We know prime1 is bogus because it's even. But if we assume the modulus value to be correct, then we can calculate the "proper" value of prime1 as (modulus / prime2). This turns out to be very close to the value of prime2:

(bc:)
prime1a = modulus / prime2
prime1a
77772E776874736973696C67756F656374737265687372692E656F63752E2F6B6C62\
74656863656C207920202020202020202020202020202020202120200A7F


Both prime1a and prime2 are probable primes according to GMP, which is encouraging.

And apparently the original (i.e., faked) value of prime1 is {modulus - prime1a - prime2 + 1)

(bc:)
prime1 - (modulus - prime1a - prime2)
1


My hunch is that the repeating patterns followed by 'random' bytes in the exponent values are just a reflection of the repeated 0x20 bytes in the two primes (followed by the additional digits needed to make them prime).

John Graham-Cumming said...

Phil:

That makes a lot of sense. So the GCHQ folks probably encoded the URL in a 512 bit number and then found two primes that were close to it (prime1a and prime2) and got the modulus from it.

They then decided to mess with prime1 to break the key itself so that OpenSSL etc. couldn't read it. Since modulus, prime1a and prime2 are all odd the +1 makes sense because it makes prime1 even (i.e. definitely not prime)

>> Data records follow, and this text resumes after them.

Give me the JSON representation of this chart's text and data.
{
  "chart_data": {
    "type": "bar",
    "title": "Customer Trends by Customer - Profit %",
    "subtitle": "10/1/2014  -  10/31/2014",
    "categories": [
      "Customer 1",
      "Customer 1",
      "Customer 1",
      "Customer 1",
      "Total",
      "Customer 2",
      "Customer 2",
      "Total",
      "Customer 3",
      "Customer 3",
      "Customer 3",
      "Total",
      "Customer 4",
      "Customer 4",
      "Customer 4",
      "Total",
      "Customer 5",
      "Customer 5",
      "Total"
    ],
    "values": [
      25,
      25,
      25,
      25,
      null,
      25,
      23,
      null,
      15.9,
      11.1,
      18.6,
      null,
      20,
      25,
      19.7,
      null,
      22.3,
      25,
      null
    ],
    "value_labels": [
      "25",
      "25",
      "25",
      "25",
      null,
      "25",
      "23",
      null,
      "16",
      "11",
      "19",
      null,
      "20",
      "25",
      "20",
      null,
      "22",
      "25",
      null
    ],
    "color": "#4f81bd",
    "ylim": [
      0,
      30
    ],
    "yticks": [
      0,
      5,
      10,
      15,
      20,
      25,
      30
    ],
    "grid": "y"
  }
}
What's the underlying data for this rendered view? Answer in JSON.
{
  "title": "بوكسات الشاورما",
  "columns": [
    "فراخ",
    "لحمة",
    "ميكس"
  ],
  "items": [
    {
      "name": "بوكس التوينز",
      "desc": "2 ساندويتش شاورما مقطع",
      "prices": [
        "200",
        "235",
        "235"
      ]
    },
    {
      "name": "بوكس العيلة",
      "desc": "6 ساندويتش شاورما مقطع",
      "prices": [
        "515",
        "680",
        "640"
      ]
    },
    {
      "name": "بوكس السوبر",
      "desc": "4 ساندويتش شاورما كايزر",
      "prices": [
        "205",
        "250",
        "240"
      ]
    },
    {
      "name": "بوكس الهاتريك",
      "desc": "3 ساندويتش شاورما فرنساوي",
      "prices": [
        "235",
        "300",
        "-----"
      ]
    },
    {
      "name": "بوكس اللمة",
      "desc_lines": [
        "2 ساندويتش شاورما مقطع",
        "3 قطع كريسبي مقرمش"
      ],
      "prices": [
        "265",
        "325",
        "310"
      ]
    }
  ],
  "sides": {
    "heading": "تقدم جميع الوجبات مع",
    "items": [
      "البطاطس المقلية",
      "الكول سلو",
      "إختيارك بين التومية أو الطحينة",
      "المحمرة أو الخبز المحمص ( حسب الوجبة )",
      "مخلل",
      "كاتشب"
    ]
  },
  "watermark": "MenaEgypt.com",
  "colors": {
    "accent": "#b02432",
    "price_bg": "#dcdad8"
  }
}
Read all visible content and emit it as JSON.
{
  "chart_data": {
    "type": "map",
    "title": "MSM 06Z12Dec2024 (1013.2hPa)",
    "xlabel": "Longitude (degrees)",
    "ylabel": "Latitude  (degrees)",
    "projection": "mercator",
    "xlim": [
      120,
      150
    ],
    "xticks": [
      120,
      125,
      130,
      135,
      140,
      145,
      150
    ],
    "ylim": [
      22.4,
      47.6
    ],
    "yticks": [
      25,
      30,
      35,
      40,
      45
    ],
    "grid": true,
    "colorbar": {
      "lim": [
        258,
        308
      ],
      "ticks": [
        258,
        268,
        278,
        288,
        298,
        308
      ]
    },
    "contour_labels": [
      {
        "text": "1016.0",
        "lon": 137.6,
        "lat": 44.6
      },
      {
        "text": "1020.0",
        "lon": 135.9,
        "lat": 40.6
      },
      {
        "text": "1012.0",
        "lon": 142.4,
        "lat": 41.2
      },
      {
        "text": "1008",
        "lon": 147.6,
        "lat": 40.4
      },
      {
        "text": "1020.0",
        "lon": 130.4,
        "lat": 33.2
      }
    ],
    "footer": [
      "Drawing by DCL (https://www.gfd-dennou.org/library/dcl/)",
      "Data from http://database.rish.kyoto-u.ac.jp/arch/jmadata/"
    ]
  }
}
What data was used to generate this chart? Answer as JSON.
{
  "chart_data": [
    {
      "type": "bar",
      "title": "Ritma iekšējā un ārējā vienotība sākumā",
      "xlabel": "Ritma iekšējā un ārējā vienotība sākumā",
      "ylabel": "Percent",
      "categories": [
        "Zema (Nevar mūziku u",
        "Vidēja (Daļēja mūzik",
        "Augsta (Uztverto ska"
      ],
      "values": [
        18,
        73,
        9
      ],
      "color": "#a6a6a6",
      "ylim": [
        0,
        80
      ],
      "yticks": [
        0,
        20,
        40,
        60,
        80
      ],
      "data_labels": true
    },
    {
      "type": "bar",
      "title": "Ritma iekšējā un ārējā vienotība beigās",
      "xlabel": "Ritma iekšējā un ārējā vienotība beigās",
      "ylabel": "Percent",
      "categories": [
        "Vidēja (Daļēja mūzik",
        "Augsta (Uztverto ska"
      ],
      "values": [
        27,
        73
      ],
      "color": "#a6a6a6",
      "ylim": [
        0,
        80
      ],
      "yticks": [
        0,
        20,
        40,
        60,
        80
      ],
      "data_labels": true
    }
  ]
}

That also, as you say, explains the repeated patterns appearing in the modulus (artifact of multiplication).

Also if you calculate the totient value from prime1a and prime2 then you find that the privateExponent in the RSA key file is good (i.e. privateExponent * publicExponent mod totient = 1). Further evidence of the validity of your prime1a.

And, further, the values for exponent1 and exponent2 have patterns (as you suggest) because they are the remainder after doing mod prime1a-1 and prime2-1. I've checked them and that's where the pattern comes from.

So, I think this gets to the bottom of it. Thanks for the comment!

That only leaves me wondering why they set prime1 to modulus - prime1a - prime2 + 1.